Anger and Resentment: Foe? Or Friend?

What is resentment? Is resentment different from anger? What role, if any, do anger and resentment have in my life?

The Merriam-Webster dictionary defines anger as “a strong feeling of displeasure and usually of antagonism.” Most of us don’t really need a dictionary to tell us what anger is. We have plenty of familiarity with it, and some of us have an ongoing problem with it. This “ongoing problem” is the age-old issue of “resentment.”

The literal meaning of resentment is “to feel again.” In other words, it can be viewed as “frozen anger.” This is anger we have stored away in our memory for a long time, anger which we nurse and fuel, and which eats away at us from the inside out. Resentment has a corrosive effect, emotionally and spiritually.

The Big Book of Alcoholics Anonymous is clear about the problems associated with resentments. Here is a sampler from the Big Book:

  •  If we want to recover from alcoholism, “We saw that these resentments must be mastered.” Here’s why:
  •  Resentment is the “number one” offender. It destroys more alcoholics than anything else. From it stem all forms of spiritual disease. (Page 64)
  •  It is plain that a life which includes deep resentment leads only to futility. (Page 66)
  •  With the alcoholic, whose hope is the maintenance and growth of a spiritual experience, this business of resentment is infinitely grave. (Page 66)
  •  We found that it [this business of resentment] is fatal. (Page 66)

 

So, there are plenty of reasons for recovering people to face, accept, and ultimately let go of resentment. It kills us. It makes our lives unhappy and futile. AA’s Big Book offers a process for letting go of resentment. I will not address it here, but I may address it in a future blog entry.
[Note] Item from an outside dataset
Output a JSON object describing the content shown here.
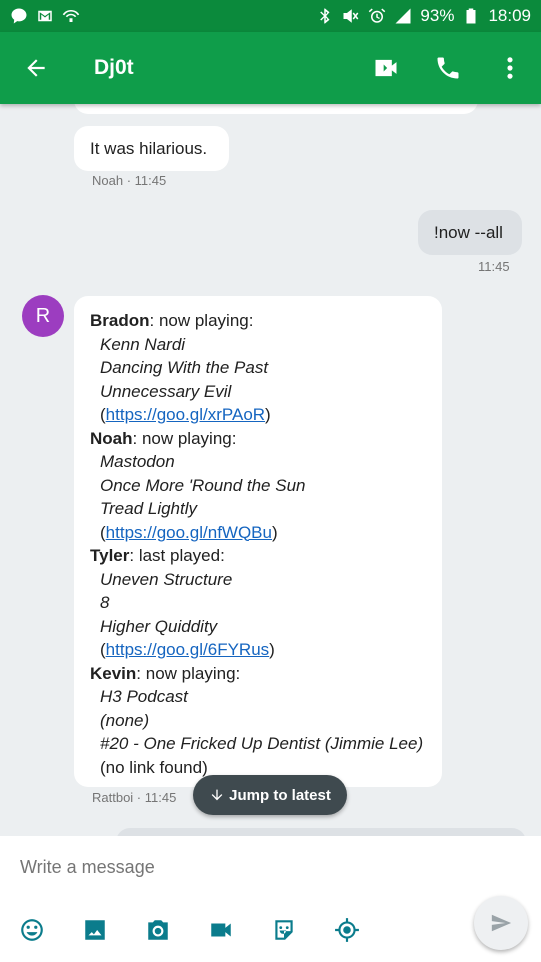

I want to contrast resentment with anger. There is a difference – a significant difference – between the two. This is not commonly recognized in the rooms of Twelve Step recovery programs. The two are often equated, but they are not the same. Resentment is a long-term problem of spiritual and emotional disease festering deep within our psyche, soul and spirit.

Anger, which takes place in the here-and-now, need not harden within and become poisonous. Not at all. Anger, as a basic emotion, is simply a source of information about, usually, our boundaries having been crossed in some way. Someone may have treated us like a doormat. Someone may have spread a nasty rumor about us. Someone at work may have taken credit for our work. The list goes on and on.

The point is that our here-and-now anger isn’t a problem; it’s our friend. It tells us that we need to 1) take some time to calm ourselves down; and 2) think through what is the next right action to take care of ourselves, to remove ourselves as victim. Acting rashly in the middle of an anger attack nearly always spells disaster, because we act inappropriately by lashing out or other disproportionate response. This puts us into an even deeper hole.

Regaining our composure allows us to think things through and to act calmly yet powerfully on our own behalf. We learn how to respond appropriately to the inappropriate behavior of others. Very often this involves setting a boundary with someone, or at least sharing with them how their behavior affected us. Sometimes it means moving on to another less toxic situation. There is a wide range of appropriate responses.

The point is that our anger is not our enemy; it is our friend – IF we handle it appropriately. When we do handle it appropriately and take right action to remove ourselves as victim, we gradually learn how to allow anger to pass through us and inform us and help us protect our inner being from the wrongdoing of others, and ultimately, to let it go. THIS is the path to freedom from resentment.